Das heisst jetzt hoffentlich nicht, dass die bestehenden schönen Wanderwege (z.B. vom Gipfel zur Wastlsäge) massakriert und rollatorgerecht ausgebaut werden ... 🤔


----------



## Zweiradfahrer (21. Oktober 2022)

Smithie schrieb:


> Das heisst jetzt hoffentlich nicht, dass die bestehenden schönen Wanderwege (z.B. vom Gipfel zur Wastlsäge) massakriert und rollatorgerecht ausgebaut werden ... 🤔


Dee wird zum Uphillflow! So wie alle anderen Strecken und Wanderwege!!!


----------



## Voltage_FR (21. Oktober 2022)

Angaben ohne Gewähr - der Trailpark soll auf der anderen Straßenseite entstehen, ebenso wie ein neuer Parkplatz 

Highlight der Trails ist dann die Brandruine vom Hotel


----------



## leFafnir (24. Oktober 2022)

Der alte Parkplatz, soll wohl komplett ein offizieller  Campingplatz werden.
Gebühr steht noch nicht fest, wohl irgendwas zwischen 5-15€ pP.

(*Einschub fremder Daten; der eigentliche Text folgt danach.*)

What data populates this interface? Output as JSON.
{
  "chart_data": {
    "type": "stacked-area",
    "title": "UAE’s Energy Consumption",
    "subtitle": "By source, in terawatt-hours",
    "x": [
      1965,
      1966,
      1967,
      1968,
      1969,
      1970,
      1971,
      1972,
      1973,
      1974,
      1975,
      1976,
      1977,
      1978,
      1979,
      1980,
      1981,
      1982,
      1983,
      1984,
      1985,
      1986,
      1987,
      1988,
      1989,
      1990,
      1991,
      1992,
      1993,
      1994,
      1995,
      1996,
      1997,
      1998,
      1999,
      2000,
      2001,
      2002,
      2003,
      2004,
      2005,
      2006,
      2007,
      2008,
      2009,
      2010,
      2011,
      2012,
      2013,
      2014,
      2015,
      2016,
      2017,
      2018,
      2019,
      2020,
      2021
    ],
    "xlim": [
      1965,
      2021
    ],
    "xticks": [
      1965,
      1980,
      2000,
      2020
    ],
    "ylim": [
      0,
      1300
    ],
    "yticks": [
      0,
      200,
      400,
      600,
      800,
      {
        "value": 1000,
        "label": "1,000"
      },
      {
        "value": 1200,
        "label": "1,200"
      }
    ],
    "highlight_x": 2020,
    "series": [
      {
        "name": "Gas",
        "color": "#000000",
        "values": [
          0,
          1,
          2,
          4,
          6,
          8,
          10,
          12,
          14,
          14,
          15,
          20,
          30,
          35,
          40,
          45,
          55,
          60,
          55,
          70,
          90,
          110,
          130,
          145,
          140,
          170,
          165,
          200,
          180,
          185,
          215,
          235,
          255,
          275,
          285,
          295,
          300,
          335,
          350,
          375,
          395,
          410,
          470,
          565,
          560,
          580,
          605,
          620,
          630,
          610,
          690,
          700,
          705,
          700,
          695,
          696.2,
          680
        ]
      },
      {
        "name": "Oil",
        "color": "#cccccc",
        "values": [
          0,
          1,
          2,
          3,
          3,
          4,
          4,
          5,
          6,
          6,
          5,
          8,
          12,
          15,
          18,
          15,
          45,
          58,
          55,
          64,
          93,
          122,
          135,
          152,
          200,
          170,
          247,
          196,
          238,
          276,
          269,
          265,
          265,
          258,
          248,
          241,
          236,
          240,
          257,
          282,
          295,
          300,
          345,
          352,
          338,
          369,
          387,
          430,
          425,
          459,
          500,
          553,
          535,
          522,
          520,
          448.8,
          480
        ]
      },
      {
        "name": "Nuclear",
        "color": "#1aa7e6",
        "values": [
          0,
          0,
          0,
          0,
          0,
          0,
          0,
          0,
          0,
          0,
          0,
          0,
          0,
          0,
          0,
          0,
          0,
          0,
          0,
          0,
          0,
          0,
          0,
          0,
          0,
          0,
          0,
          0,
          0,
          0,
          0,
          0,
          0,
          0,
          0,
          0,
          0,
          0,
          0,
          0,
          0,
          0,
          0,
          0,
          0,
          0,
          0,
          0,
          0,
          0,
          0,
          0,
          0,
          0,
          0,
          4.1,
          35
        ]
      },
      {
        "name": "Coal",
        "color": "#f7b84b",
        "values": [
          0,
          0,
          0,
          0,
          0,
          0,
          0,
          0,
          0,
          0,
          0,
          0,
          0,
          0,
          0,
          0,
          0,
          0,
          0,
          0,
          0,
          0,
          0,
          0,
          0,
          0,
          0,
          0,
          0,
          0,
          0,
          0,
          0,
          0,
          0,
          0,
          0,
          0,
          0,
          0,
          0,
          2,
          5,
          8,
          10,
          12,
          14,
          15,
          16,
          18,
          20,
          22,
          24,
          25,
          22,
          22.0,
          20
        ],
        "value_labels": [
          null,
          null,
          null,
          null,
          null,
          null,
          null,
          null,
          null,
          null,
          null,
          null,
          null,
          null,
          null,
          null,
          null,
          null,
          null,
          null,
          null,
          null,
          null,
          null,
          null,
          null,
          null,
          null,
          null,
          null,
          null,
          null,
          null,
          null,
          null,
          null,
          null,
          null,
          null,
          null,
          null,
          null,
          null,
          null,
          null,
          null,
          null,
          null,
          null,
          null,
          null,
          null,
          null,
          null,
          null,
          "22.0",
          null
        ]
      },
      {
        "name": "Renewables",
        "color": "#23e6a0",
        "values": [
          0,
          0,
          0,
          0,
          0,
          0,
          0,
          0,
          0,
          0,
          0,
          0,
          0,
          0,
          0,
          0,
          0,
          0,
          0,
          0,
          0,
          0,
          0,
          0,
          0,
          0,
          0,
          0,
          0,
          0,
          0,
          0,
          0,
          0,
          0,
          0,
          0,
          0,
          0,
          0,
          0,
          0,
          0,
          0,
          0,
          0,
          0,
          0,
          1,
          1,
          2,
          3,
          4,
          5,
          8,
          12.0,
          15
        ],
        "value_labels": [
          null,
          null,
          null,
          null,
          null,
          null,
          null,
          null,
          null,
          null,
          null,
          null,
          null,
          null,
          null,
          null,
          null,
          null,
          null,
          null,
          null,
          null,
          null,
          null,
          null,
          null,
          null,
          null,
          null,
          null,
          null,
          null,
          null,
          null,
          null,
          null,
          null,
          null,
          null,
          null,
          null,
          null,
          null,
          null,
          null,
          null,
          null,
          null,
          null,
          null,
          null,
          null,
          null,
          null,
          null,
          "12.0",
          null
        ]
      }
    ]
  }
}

Strecken wurden seit meinem letzten Besuch auch wieder entschärft. Enduro 1 ist im ersten Drittel jedes Wurzel/ Rumpefeld,  durch eine Sand/Lehm Schicht entschärft. Enduro 2 hat einige neue Steinkurven.


----------



## MTB-News.de




----------



## Voltage_FR (24. Oktober 2022)

Und wann war das? letzte Woche hätte ich da schon noch einige Wurzeln gesehen 🤔


----------



## leFafnir (24. Oktober 2022)

Diese Woche, sah recht neu aus. War dann am Samstag ein reines Matschfeld. Wie das jetzt aussieht kp. Bin da am Freitag gefühlt nur durchgerollt und einen neuen PR auf Straka geholt.


----------



## reo-fahrer (24. Oktober 2022)

Und die untere DH ist jetzt wirklich die neue Jumpline, so ohne Steine, dafür ist die eigentliche Jumpline ab der Hälfte gesperrt mit Umleitung über die alte Dual-Slalom(?) oder was da neben der alten Biker-X noch war. 

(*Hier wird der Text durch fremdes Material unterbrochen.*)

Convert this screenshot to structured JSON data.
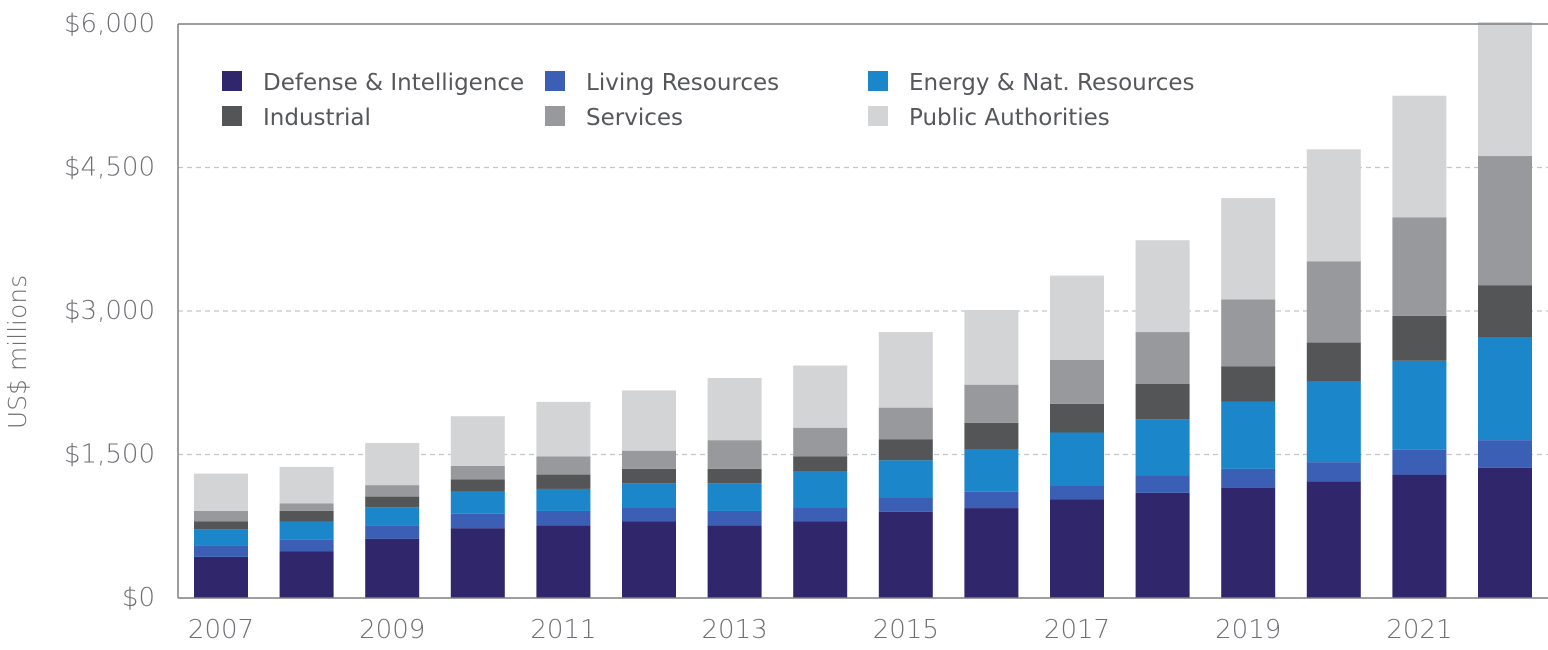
{
  "chart_data": {
    "type": "bar",
    "stacked": true,
    "ylabel": "US$ millions",
    "xlabel": "",
    "ylim": [
      0,
      6000
    ],
    "y_ticks": [
      "$0",
      "$1,500",
      "$3,000",
      "$4,500",
      "$6,000"
    ],
    "y_tick_values": [
      0,
      1500,
      3000,
      4500,
      6000
    ],
    "x_tick_labels": [
      "2007",
      "2009",
      "2011",
      "2013",
      "2015",
      "2017",
      "2019",
      "2021"
    ],
    "categories": [
      "2007",
      "2008",
      "2009",
      "2010",
      "2011",
      "2012",
      "2013",
      "2014",
      "2015",
      "2016",
      "2017",
      "2018",
      "2019",
      "2020",
      "2021",
      "2022"
    ],
    "grid": "horizontal dashed",
    "legend_position": "top-left",
    "series": [
      {
        "name": "Defense & Intelligence",
        "color": "#30266b",
        "values": [
          430,
          490,
          620,
          730,
          760,
          800,
          760,
          800,
          900,
          940,
          1030,
          1100,
          1150,
          1220,
          1290,
          1360
        ]
      },
      {
        "name": "Living Resources",
        "color": "#3a5fb5",
        "values": [
          120,
          120,
          140,
          150,
          150,
          150,
          150,
          150,
          150,
          170,
          150,
          180,
          200,
          200,
          260,
          290
        ]
      },
      {
        "name": "Energy & Nat. Resources",
        "color": "#1b86c9",
        "values": [
          170,
          190,
          190,
          230,
          230,
          250,
          290,
          370,
          390,
          440,
          550,
          590,
          700,
          840,
          930,
          1070
        ]
      },
      {
        "name": "Industrial",
        "color": "#545557",
        "values": [
          80,
          110,
          110,
          130,
          150,
          150,
          150,
          160,
          220,
          280,
          300,
          370,
          370,
          410,
          470,
          550
        ]
      },
      {
        "name": "Services",
        "color": "#98999c",
        "values": [
          110,
          80,
          120,
          140,
          190,
          190,
          300,
          300,
          330,
          400,
          460,
          540,
          700,
          850,
          1030,
          1350
        ]
      },
      {
        "name": "Public Authorities",
        "color": "#d3d4d6",
        "values": [
          390,
          380,
          440,
          520,
          570,
          630,
          650,
          650,
          790,
          780,
          880,
          960,
          1060,
          1170,
          1270,
          1400
        ]
      }
    ]
  }
}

Das Ding da auf der Freeride dafür passt da imho gut hin von den Abmessungen:


----------



## xlacherx (24. Oktober 2022)

Naja, aber irgendwann musst halt auch mal ausgebessert werden.
Ausfahren / waschen wird sich das so oder so immer wieder


----------



## Zweiradfahrer (24. Oktober 2022)

leFafnir schrieb:


> Diese Woche, sah recht neu aus. War dann am Samstag ein reines Matschfeld. Wie das jetzt aussieht kp. Bin da am Freitag gefühlt nur durchgerollt und einen neuen PR auf Straka geholt.

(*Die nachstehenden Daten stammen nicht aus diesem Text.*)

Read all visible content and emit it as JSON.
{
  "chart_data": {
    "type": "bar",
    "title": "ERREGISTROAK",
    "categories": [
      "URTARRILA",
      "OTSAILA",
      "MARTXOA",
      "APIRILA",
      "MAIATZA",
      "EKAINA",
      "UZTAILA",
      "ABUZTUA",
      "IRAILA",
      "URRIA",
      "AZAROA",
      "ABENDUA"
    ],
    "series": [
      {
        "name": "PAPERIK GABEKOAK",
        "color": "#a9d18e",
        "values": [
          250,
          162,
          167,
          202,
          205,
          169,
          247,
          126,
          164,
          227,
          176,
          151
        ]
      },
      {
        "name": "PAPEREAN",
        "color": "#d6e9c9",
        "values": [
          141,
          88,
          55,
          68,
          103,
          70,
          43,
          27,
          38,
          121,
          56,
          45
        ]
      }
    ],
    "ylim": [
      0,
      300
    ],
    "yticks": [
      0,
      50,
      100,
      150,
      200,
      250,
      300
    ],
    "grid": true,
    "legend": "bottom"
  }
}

Dafür ist die enduro 2 im mittleren/unteren Teil ziemlich ausgebombt. Ich glaube die Shaper da fahren selber nicht Fahrrad. Streckenteile die eigentlich gut fahrbar waren werden entschärft und dafür werden Sachen die total ausgefahren sind ignoriert.


----------



## oBATMANo (25. Oktober 2022)

reo-fahrer schrieb:


> Und die untere DH ist jetzt wirklich die neue Jumpline, so ohne Steine, ....


Dachte ich mir letzten Freitag auch.
Ist ja ganz lustig, aber wenn man das Gap über den Weg sauber fährt und bissl laufen lässt, springt man bei einem der Sprüngen danach gnadenlos ins Flache. War glaub der 2. danach. Mit einem Enduro Rad kann das schon ordentlich knallen.

Für eine Jumpline müßte da mehr Landung hin. Die aktuelle "Jumpline" sollte man umbenennen oder versuchen zu verheimlichen. Ist halt eine Strecke um Fahrer, welche die Freeride überfordert, nach unten zu bringen.

Die Ausbesserungen auf der Enduro 2 fahren sich schnell wieder fest. Es wurde bereits am Freitag an den Strecken gearbeitet. Der Rest folgt bestimmt bald. Das passt schon.


----------



## Voltage_FR (25. Oktober 2022)

reo-fahrer schrieb:


> dafür ist die eigentliche Jumpline ab der Hälfte gesperrt mit Umleitung



Dann besteht ja doch Hoffnung, dass sie da was überarbeiten :O


----------



## Sub-Zero (25. Oktober 2022)

reo-fahrer schrieb:


> wenn die jetzt noch in Spicak ihre "Interpretation" von "Flowtrail" überarbeiten abreißen und neu bauen, könnte zumindest dort irgendwann wieder was werden, so ist Spicak leider auch irgendwie raus
> 
> Bilder und Kommentare hier https://www.instagram.com/p/ChpKhJiKOox/ sagen eigentlich alles.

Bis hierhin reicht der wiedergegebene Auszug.